One of the key features of Skypoint AI configured dbt models is the ability to track data lineage. Data lineage refers to the origin, history, and transformations of data as it moves from its source to its destination. Data lineage offers a comprehensive understanding of the journey of data within an organization, including its transformations and utilization.

View the data lineage

Data lineage is represented as a Directed Acyclic Graph (DAG) of relationships between models, which are the building blocks of a dbt project. Each model represents a set of transformations that are applied to one or more source tables, and the lineage is captured by recording the dependencies between models.

Follow the below steps to view the data lineage:

  1. Go to Dataflow > Transformations.
  2. Select the specific Output model name you want to view.

The Transformation details page appears.

Alt image

The DAG view provides an overview of the relationships between models, making it easier to understand the structure of the data pipeline. For example, a data pipeline can process data from an e-commerce website in dbt and represents a DAG of relationships between models. In a DAG workflow, the dbt data lineage for an e-commerce business can include a source table ecommercecontact and two models: stg_customers and dim_customers.
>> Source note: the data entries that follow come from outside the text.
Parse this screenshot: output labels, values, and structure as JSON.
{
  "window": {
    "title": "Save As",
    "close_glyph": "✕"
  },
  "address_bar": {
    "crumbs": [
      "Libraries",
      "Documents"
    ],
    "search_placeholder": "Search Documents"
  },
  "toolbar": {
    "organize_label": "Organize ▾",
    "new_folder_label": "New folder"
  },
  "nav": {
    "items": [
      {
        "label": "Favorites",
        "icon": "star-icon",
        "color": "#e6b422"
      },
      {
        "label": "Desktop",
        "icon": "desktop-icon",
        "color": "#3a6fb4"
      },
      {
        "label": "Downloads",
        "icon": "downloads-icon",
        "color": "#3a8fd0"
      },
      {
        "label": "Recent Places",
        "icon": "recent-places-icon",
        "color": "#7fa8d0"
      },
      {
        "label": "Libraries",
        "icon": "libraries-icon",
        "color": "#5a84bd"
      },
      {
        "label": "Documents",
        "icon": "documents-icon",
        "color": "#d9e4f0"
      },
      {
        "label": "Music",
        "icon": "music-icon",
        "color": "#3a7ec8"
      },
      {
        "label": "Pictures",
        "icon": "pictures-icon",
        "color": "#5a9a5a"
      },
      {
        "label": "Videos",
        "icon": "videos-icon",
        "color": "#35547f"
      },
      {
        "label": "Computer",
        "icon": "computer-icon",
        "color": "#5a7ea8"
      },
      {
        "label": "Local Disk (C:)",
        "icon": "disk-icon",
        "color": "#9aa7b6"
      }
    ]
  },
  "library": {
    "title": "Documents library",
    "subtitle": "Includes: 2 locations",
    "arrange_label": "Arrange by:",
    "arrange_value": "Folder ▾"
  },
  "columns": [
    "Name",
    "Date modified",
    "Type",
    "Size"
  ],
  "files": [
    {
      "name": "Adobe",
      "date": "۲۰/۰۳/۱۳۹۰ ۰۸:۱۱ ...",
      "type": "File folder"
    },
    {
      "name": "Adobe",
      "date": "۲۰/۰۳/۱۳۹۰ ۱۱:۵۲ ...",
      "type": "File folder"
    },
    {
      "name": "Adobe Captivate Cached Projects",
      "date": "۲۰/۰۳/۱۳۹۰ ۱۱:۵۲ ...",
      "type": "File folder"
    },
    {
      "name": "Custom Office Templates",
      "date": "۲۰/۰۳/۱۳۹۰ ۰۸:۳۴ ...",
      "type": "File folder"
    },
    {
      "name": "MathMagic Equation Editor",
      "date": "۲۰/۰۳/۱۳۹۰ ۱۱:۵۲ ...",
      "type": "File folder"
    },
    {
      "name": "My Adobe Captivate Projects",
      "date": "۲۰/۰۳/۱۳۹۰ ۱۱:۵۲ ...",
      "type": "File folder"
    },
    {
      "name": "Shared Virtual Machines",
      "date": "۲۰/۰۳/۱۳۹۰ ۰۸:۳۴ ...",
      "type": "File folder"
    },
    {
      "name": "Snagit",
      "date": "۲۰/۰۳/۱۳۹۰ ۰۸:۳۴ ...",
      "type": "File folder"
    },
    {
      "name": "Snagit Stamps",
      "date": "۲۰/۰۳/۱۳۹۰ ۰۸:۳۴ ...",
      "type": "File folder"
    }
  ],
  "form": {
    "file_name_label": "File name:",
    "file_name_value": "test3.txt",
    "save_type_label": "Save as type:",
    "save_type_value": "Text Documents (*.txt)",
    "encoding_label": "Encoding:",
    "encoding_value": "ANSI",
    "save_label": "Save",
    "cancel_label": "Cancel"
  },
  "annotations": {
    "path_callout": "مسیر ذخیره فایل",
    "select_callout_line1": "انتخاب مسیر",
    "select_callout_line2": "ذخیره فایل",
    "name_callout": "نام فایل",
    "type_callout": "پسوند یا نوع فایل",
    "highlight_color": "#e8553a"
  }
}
  • ecommercecontact: This is the source table that contains raw customer data from the e-commerce database.
  • stg_customers: This model depends on the ecommercecontact table and performs initial data cleaning and preparation operations, such as removing duplicates, fixing data types, and standardizing values.
  • dim_customers: This model depends on the stg_customers model and performs additional data cleaning and preparation operations, such as splitting names into separate first and last name fields and calculating the age of each customer. The dim_customers model also integrates data from other table sources, such as ecommerceloyaltypoints, ecommercepurchases, to create a comprehensive customer profile.

This DAG represents the relationships between the source table and the two models and shows how the dim_customers model is derived from the ecommercecontact table through the intermediate step of preparing the data in the stg_customers model. Visualizing these relationships simplifies understanding the flow of data, the transformations applied, and troubleshooting any issues in the data pipeline.